When Nasir was leaving, having come first in the university gradings, he went to Dr Friters for a reference. “Nasir, you know what I am going to write?” Then he chuckled and said: “You are a very, very, very, very good second-class student. You are bright but you don’t follow up.” Nasir says thirty years later he wonders if Dr Friters was right. The two were fated to catch up with each other, this time at Laval University in Quebec where Dr Friters, who was then the Distinguished Professor of International Relations, helped him get a job.
Dr Friters’ eccentricities included his hatred of neon lights which he would keep switching off in the science and humanities building which were switched back on by a certain professor of economics.
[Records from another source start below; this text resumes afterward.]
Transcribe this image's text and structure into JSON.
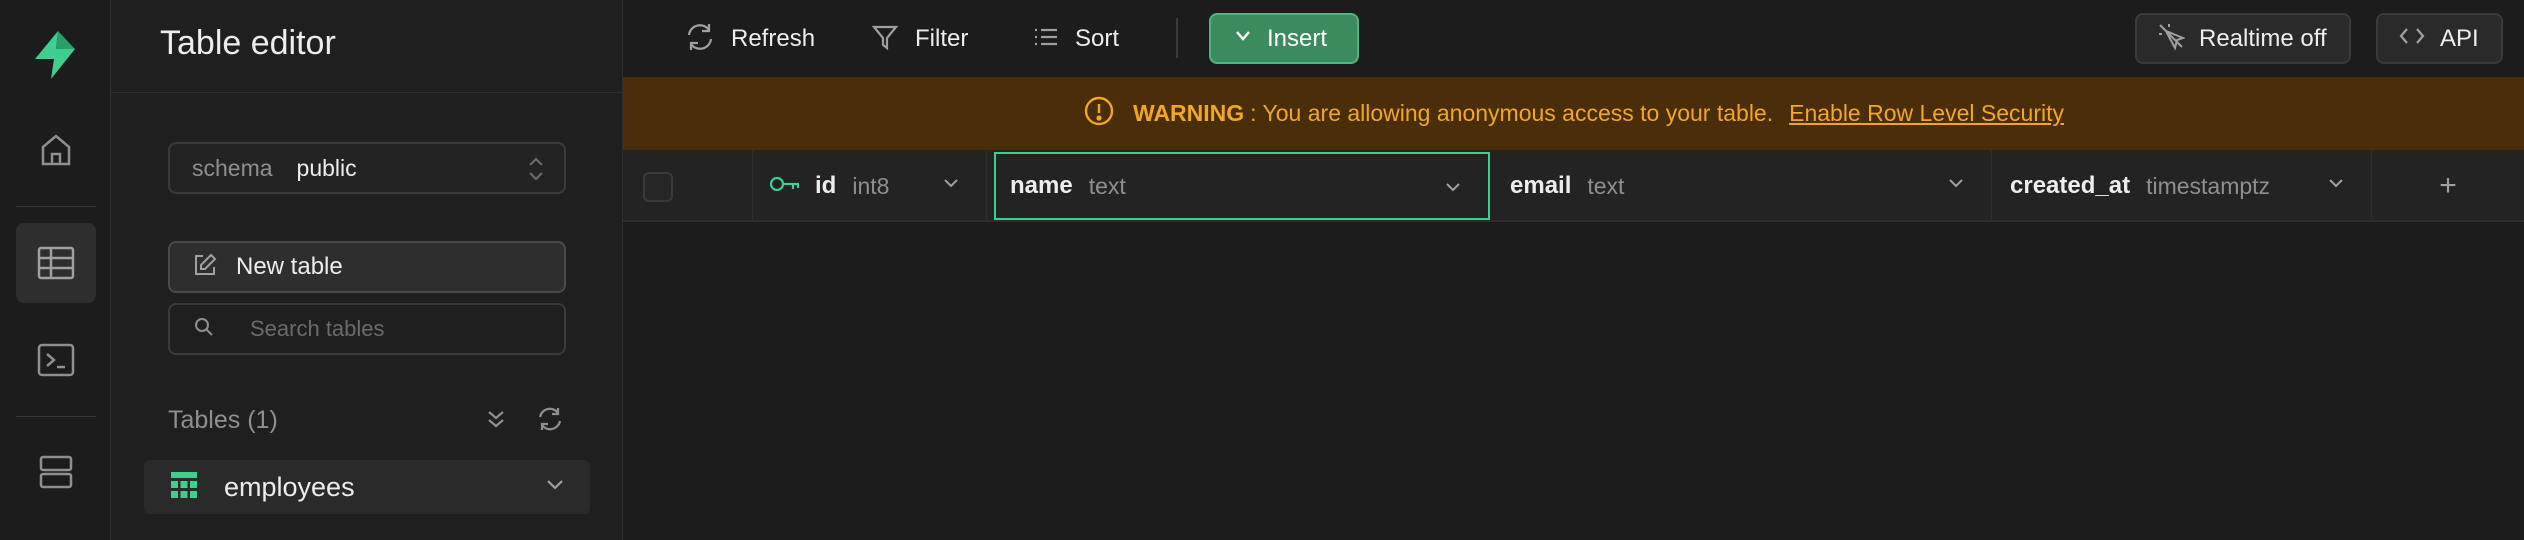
{
  "sidebar": {
    "title": "Table editor",
    "schema_label": "schema",
    "schema_value": "public",
    "new_table_label": "New table",
    "search_placeholder": "Search tables",
    "tables_header": "Tables (1)",
    "tables": [
      {
        "name": "employees"
      }
    ]
  },
  "toolbar": {
    "refresh_label": "Refresh",
    "filter_label": "Filter",
    "sort_label": "Sort",
    "insert_label": "Insert",
    "realtime_label": "Realtime off",
    "api_label": "API"
  },
  "warning": {
    "title": "WARNING",
    "message": ": You are allowing anonymous access to your table.",
    "link": "Enable Row Level Security"
  },
  "grid": {
    "columns": [
      {
        "name": "id",
        "type": "int8",
        "primary_key": true
      },
      {
        "name": "name",
        "type": "text",
        "selected": true
      },
      {
        "name": "email",
        "type": "text"
      },
      {
        "name": "created_at",
        "type": "timestamptz"
      }
    ],
    "add_column_label": "+"
  },
  "colors": {
    "accent": "#3ecf8e",
    "insert_bg": "#3c8b5e",
    "warning_bg": "#4a2e0a",
    "warning_text": "#f5a524"
  }
}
The Quickly had by this time made way for a cycle which carried its rider with a ton of books and maps hanging in a bag from the handlebar. Nasir, married by then, often had over him for lunch. Dr Friters ate while he talked and talked while he ate. Once he “lost” the phone in his office, which was only found, buried under a heap of books, when his number was rung. His office was a state of utter chaos, which no one could enter, Nasir being the exception. But there was method to his madness; he knew where everything was. However, the fire department took a dim view of it and told him to clean the place up as it was a fire hazard. The task brought him to tears because he hated to throw away even a single piece of paper.
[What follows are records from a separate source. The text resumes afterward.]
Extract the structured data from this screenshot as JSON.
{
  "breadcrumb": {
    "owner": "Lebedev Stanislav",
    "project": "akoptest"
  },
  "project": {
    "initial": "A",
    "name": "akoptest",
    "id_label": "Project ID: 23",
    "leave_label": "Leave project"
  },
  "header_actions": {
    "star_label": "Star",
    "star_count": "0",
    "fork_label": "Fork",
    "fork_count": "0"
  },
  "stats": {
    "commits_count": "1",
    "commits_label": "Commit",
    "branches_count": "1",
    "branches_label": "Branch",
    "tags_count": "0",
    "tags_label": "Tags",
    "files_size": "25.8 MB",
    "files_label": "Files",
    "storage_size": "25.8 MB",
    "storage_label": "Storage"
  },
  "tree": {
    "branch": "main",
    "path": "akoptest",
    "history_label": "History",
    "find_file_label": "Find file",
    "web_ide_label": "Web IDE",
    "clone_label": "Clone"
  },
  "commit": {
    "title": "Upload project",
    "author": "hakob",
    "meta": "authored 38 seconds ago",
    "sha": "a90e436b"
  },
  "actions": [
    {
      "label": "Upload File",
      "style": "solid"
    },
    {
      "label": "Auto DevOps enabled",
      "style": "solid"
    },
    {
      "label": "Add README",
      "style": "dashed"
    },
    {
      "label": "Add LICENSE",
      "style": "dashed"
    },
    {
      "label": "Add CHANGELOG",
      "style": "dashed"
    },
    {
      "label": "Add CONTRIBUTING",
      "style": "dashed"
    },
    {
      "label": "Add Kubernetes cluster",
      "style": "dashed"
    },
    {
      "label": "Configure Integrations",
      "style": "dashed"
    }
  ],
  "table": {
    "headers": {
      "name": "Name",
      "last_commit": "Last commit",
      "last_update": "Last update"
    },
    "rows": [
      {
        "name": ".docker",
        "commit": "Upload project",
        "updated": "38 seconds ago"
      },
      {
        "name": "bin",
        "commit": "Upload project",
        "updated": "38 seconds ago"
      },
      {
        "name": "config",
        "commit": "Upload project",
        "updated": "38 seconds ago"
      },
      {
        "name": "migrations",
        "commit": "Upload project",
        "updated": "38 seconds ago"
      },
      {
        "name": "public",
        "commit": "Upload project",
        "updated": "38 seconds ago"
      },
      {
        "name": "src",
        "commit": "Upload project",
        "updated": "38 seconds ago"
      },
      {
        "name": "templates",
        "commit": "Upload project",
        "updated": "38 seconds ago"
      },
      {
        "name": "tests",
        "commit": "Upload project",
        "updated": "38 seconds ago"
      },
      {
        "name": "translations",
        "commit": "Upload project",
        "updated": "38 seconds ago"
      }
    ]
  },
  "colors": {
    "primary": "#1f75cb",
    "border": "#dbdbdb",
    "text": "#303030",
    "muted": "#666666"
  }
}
In his last years, Dr Friters began to believe that he was being followed. He also started disappearing for days on end. Once his wife, a friend and Nasir chased him to Montreal where he insisted on taking them to a Hawaiian restaurant. Once there he began to complain that the music should be livelier because what they were playing was more appropriate to a graveyard. The manager got so exasperated he sent for the police. As they arrived, Dr Friters rushed out. A couple of minutes later, the police approached his would-be rescuers and asked why they were bothering the old gentleman. Later, word of Dr Friters came from Ottawa. The police phoned Nasir to ask if Dr Friters was a violent man. It turned out he had gone to Prime Minister Pierre Trudeau’s office (whom he knew) and insisted on seeing him. When the staff resisted, he declared, “Je vais liquider le Parlement.”
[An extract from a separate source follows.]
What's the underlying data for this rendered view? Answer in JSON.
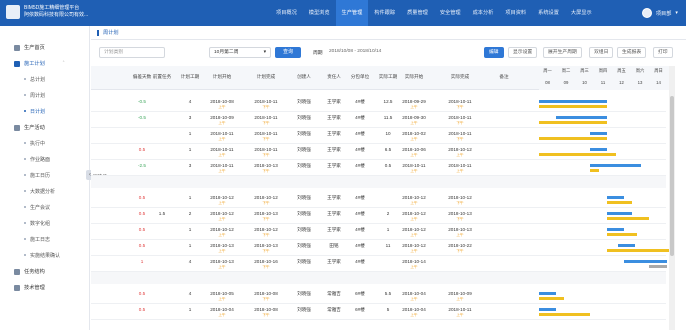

After five years at Laval, Nasir moved to Ottawa. Dr Friters was not happy he was going. As the two stood talking, Hambleton, an economics professor, rushed out of his room and disappeared down the stairs. “Double agent, KGB and …,” Dr Friters said. Years later, Hambleton was arrested in London and charged with being a Russian spy. He may also have worked for Canadian intelligence. When Nasir read the story, he wished he could call Dr Friters and tell him he had been right, but the old eccentric scholar had passed away some time before.